Which rock have you been hiding under? For examples, please try: -

http://manson.vistech.net/t3$examples/demo_client_web.html
(Enter an "*" in the queuename and hit the green button)

or (one that uses Flex charting): -

http://manson.vistech.net/t3$examples/demo_client_flex.html
(Just hit "GO")

Username: TIER3_DEMO
Password: QUEUE

All (slightly out of date) Java/COBOL source code is available at: -
http://manson.vistech.net/t3$examples/

The format and content of data that goes up and down the network is specified by the individual application, and you can put any language that adheres to the VMS procedure calling standard on the server side. (Just 6 routines!)

These examples have the following restrictions: -

1) A Socket and Network Connection is bound closely to each web-page/frame-set
2) If you change pages and come back you have to log in again
3) All blocking-socket interaction takes place within the scope of the browser's, or Applet's (after Java6), EDT. I use setSoTimeout() as a polling-mitigator so the thread can be freed up every "n" seconds to service events.

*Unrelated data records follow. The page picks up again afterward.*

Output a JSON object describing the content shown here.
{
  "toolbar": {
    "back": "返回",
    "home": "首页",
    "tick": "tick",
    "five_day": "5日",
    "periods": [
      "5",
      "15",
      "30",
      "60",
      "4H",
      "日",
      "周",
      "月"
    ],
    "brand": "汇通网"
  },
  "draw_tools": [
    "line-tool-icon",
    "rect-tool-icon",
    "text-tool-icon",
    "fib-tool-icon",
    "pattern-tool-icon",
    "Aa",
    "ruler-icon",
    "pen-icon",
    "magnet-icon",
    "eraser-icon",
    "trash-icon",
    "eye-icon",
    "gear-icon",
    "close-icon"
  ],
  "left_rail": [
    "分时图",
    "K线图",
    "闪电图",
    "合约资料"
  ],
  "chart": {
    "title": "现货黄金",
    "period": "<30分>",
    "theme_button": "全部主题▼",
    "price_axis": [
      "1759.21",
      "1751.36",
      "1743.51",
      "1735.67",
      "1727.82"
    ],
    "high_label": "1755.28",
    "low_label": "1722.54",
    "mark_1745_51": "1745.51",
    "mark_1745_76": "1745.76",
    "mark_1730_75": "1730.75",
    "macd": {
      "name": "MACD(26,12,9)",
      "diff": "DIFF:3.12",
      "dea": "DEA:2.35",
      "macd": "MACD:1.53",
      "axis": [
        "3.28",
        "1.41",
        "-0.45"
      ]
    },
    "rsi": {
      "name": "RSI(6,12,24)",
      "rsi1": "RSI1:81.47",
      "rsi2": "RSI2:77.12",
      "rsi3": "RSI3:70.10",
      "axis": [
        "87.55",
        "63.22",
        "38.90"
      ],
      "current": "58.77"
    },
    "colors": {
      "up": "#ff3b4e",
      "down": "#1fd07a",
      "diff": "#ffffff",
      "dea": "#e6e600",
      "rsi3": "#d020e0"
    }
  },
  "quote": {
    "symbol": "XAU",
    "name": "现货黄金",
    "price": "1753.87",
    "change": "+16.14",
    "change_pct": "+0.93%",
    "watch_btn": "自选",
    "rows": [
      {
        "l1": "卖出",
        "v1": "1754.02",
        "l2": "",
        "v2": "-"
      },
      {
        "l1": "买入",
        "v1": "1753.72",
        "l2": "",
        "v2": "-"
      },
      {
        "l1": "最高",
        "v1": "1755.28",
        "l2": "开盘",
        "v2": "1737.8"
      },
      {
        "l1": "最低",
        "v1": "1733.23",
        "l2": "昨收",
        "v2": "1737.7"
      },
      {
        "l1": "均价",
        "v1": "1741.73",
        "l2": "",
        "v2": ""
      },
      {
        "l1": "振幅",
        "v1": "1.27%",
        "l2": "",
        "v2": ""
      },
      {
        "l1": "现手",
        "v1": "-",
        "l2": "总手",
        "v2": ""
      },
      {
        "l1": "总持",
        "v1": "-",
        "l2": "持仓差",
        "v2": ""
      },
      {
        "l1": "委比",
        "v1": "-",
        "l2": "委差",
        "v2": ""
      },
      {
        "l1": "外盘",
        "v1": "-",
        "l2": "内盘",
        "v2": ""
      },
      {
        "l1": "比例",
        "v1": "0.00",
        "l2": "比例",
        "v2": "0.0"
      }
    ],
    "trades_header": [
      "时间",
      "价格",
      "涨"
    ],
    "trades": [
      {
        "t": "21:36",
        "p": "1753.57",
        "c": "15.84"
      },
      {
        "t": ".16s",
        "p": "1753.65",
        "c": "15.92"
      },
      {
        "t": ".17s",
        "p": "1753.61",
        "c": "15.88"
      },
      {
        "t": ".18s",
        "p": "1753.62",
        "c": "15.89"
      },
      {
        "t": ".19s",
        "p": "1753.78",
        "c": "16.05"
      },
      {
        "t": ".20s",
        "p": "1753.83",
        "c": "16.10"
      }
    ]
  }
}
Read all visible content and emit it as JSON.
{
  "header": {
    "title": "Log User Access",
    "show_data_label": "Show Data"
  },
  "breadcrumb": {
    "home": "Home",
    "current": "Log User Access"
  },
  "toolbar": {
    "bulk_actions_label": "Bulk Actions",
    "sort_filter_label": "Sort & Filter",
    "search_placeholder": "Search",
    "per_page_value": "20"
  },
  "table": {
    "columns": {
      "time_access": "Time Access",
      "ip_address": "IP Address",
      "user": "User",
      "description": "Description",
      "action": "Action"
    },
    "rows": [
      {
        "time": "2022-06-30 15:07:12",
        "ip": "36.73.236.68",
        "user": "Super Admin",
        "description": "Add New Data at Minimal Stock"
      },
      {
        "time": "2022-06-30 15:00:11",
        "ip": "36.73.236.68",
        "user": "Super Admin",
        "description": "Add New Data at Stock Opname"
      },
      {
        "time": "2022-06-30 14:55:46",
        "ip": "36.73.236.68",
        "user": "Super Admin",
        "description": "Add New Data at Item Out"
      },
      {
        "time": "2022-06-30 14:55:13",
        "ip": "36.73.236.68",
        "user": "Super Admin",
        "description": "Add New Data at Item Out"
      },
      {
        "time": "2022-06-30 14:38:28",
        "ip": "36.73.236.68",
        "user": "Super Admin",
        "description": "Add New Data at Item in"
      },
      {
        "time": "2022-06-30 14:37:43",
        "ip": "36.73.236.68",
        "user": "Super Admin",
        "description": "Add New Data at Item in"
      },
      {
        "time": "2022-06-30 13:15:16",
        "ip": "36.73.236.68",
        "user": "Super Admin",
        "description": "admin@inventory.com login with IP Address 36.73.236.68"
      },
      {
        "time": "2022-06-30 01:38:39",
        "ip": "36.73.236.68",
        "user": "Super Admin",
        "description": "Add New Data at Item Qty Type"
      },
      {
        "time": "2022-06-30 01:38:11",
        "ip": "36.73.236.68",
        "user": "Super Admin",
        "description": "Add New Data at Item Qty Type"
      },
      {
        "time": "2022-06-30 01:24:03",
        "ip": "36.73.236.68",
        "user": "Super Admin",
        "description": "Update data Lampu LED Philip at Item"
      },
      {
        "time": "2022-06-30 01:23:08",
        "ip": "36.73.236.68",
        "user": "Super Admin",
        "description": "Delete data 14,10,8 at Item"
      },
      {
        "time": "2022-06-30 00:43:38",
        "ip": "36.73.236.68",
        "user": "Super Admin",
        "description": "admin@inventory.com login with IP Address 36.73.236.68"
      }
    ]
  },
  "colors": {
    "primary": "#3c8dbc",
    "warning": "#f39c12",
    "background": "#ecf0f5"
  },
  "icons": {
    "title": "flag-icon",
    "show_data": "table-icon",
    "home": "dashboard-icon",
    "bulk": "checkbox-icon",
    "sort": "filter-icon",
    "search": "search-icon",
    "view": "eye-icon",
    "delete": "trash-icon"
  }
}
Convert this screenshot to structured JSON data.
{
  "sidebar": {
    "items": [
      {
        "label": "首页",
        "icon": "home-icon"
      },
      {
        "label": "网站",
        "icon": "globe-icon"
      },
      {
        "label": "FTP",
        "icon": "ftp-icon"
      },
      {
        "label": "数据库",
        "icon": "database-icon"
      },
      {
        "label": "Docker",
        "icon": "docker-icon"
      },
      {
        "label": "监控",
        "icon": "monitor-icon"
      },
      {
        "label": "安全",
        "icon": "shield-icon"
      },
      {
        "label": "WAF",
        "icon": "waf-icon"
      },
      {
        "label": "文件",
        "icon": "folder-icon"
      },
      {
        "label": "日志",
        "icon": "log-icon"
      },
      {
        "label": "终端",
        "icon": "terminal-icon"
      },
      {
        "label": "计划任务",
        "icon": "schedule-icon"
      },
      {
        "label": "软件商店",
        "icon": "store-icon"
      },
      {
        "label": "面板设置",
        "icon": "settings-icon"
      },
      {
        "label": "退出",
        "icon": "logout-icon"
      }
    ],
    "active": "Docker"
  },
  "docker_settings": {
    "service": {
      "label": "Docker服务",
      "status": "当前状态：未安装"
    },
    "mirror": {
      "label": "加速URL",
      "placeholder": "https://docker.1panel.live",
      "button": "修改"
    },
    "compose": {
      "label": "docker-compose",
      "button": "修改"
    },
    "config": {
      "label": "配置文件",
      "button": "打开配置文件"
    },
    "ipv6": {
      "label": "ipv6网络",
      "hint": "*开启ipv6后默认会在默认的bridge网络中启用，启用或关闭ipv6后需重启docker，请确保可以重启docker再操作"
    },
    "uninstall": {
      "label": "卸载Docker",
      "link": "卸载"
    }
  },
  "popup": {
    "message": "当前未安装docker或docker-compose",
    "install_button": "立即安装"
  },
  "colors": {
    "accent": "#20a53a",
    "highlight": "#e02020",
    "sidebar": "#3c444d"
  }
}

What I want to do now is get around these restrictions by firstly having a separate thread read the responses and then "callback" in the appropriate Window, and secondly go the whole-hog and allow the user to flit from page to "unrelated" page but remember them when the come back again. (No cookies, Session IDs, Session-hijacking, etc from that poorly-performing, context-devoid, load of bollocks HTTP!)

Pretty sexy eh?

Ok, admittedly on the server-side I won't go back to the Socket for another client request until the last response message has been sent (for that particular exchange/association/RPC) but when I do go back, if the next message is queued up for processing at the server-end then the AST will be triggered immediately.

Cheers Richard Maher

BTW, I too provide a simple/lightweight HTTP server (Applet Uploader) so that sites that use an OS other than VMS to host their main Web-Servers can still grab their Applets from the VMS codebase blisteringly fast.